Here’s the story of three men (and more) that came to a point of decision — they did what they felt they needed to do. Two snapped due to the enormous pressures upon them; one squealed, obeying the dictates of his conscience. All three felt they had no choice.
This is a scenario that is swirling around all of us 24/7 and it’s time to look around us to see who needs help, kindness, directions to a mental health center or a financial counselor. It’s time to address the kinds of pressures put on all of us by our country, our society and our growing inability to deal with all that seems broken.
It’s time to deal with injustice, fraud and greed. It’s killing us.
It’s time to find our heart.
Jude
I Had to Tell the Truth About Iraq–Even Though it Cost Me My Career
Given what we left behind in Iraq, it remains beyond anyone, even the nasty men who started the war in 2003, to claim victory or accomplishment or achievement there.
Peter Van Buren, TomDispatch via AlterNet
April 8, 2012
People ask the question in various ways, sometimes hesitantly, often via a long digression, but my answer is always the same: no regrets.
In some 24 years of government service, I experienced my share of dissonance when it came to what was said in public and what the government did behind the public’s back.
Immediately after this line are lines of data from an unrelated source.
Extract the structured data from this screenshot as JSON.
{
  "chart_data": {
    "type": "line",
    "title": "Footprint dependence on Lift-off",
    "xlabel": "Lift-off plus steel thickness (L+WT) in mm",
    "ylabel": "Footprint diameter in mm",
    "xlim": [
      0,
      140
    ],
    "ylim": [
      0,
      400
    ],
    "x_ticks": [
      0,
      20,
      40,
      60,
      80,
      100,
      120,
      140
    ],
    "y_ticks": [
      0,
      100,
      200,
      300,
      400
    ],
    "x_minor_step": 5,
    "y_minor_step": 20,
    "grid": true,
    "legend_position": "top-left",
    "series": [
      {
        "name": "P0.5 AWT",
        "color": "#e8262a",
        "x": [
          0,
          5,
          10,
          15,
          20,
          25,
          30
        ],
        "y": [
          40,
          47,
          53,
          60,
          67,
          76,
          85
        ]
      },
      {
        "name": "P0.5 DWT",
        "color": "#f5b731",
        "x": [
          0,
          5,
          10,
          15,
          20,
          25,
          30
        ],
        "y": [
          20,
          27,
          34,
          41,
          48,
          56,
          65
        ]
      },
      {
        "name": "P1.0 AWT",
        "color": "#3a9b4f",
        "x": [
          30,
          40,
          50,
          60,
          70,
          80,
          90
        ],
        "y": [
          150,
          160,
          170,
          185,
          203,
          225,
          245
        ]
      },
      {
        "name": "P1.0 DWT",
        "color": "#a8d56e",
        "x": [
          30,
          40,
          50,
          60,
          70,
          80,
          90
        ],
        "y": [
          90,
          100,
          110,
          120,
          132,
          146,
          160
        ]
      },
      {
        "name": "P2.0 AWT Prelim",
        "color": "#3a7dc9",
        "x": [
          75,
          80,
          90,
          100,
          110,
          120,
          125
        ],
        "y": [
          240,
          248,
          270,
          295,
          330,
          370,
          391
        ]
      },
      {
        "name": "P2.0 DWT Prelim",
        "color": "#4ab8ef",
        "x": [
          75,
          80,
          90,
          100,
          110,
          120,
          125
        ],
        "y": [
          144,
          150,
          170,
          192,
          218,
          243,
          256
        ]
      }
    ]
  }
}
In most cases, the gap was filled with scared little men and women, and what was left unsaid just hid the mistakes and flaws of those anonymous functionaries.
What I saw while serving the State Department at a forward operating base in Iraq was, however, different. There, the space between what we were doing (the eye-watering waste and mismanagement), and what we were saying (the endless claims of success and progress), was filled with numb soldiers and devastated Iraqis, not scaredy-cat bureaucrats.
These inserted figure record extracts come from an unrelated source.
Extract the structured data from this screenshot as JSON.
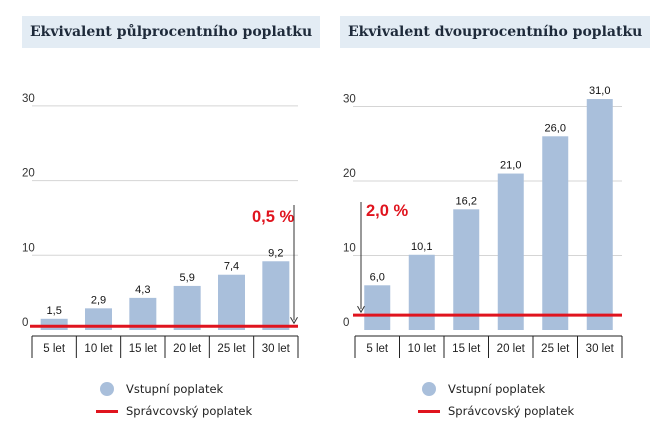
{
  "chart_data": [
    {
      "type": "bar",
      "title": "Ekvivalent půlprocentního poplatku",
      "categories": [
        "5 let",
        "10 let",
        "15 let",
        "20 let",
        "25 let",
        "30 let"
      ],
      "series": [
        {
          "name": "Vstupní poplatek",
          "values": [
            1.5,
            2.9,
            4.3,
            5.9,
            7.4,
            9.2
          ]
        }
      ],
      "value_labels": [
        "1,5",
        "2,9",
        "4,3",
        "5,9",
        "7,4",
        "9,2"
      ],
      "reference_line": {
        "name": "Správcovský poplatek",
        "value": 0.5,
        "label": "0,5 %"
      },
      "yticks": [
        0,
        10,
        20,
        30
      ],
      "ylim": [
        0,
        33
      ],
      "bar_color": "#a9bfdb",
      "line_color": "#e0141e"
    },
    {
      "type": "bar",
      "title": "Ekvivalent dvouprocentního poplatku",
      "categories": [
        "5 let",
        "10 let",
        "15 let",
        "20 let",
        "25 let",
        "30 let"
      ],
      "series": [
        {
          "name": "Vstupní poplatek",
          "values": [
            6.0,
            10.1,
            16.2,
            21.0,
            26.0,
            31.0
          ]
        }
      ],
      "value_labels": [
        "6,0",
        "10,1",
        "16,2",
        "21,0",
        "26,0",
        "31,0"
      ],
      "reference_line": {
        "name": "Správcovský poplatek",
        "value": 2.0,
        "label": "2,0 %"
      },
      "yticks": [
        0,
        10,
        20,
        30
      ],
      "ylim": [
        0,
        33
      ],
      "bar_color": "#a9bfdb",
      "line_color": "#e0141e"
    }
  ],
  "legend": {
    "bar_label": "Vstupní poplatek",
    "line_label": "Správcovský poplatek"
  }
}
That was too much for even a well-seasoned cubicle warrior like me to ignore and so I wrote a book about it, We Meant Well: How I Helped Lose the War for the Hearts and Minds of the Iraqi People. I was on the spot to see it all happen, leading two Provincial Reconstruction Teams (PRTs) in rural Iraq while taking part up close and personal in what the U.S. government was doing to, not for, Iraqis. Originally, I imagined that my book’s subtitle would be “Lessons for Afghanistan,” since I was hoping the same mistakes would not be endlessly repeated there. Sometimes being right doesn’t solve a damn thing.
By the time I arrived in Iraq in 2009, I hardly expected to be welcomed as a liberator or greeted — as the officials who launched the invasion of that country expected back in 2003 — with a parade and flowers. But I never imagined Iraq for quite the American disaster it was either. Nor did I expect to be welcomed back by my employer, the State Department, as a hero in return for my book of loony stories and poignant moments that summed up how the United States wasted more than $44 billion in the reconstruction/deconstruction of Iraq. But I never imagined that State would retaliate against me.
In return for my book, a truthful account of my year in Iraq, my security clearance was taken away, I was sent home to sit on my hands for months, then temporarily allowed to return only as a disenfranchised teleworker and, as I write this, am drifting through the final steps toward termination.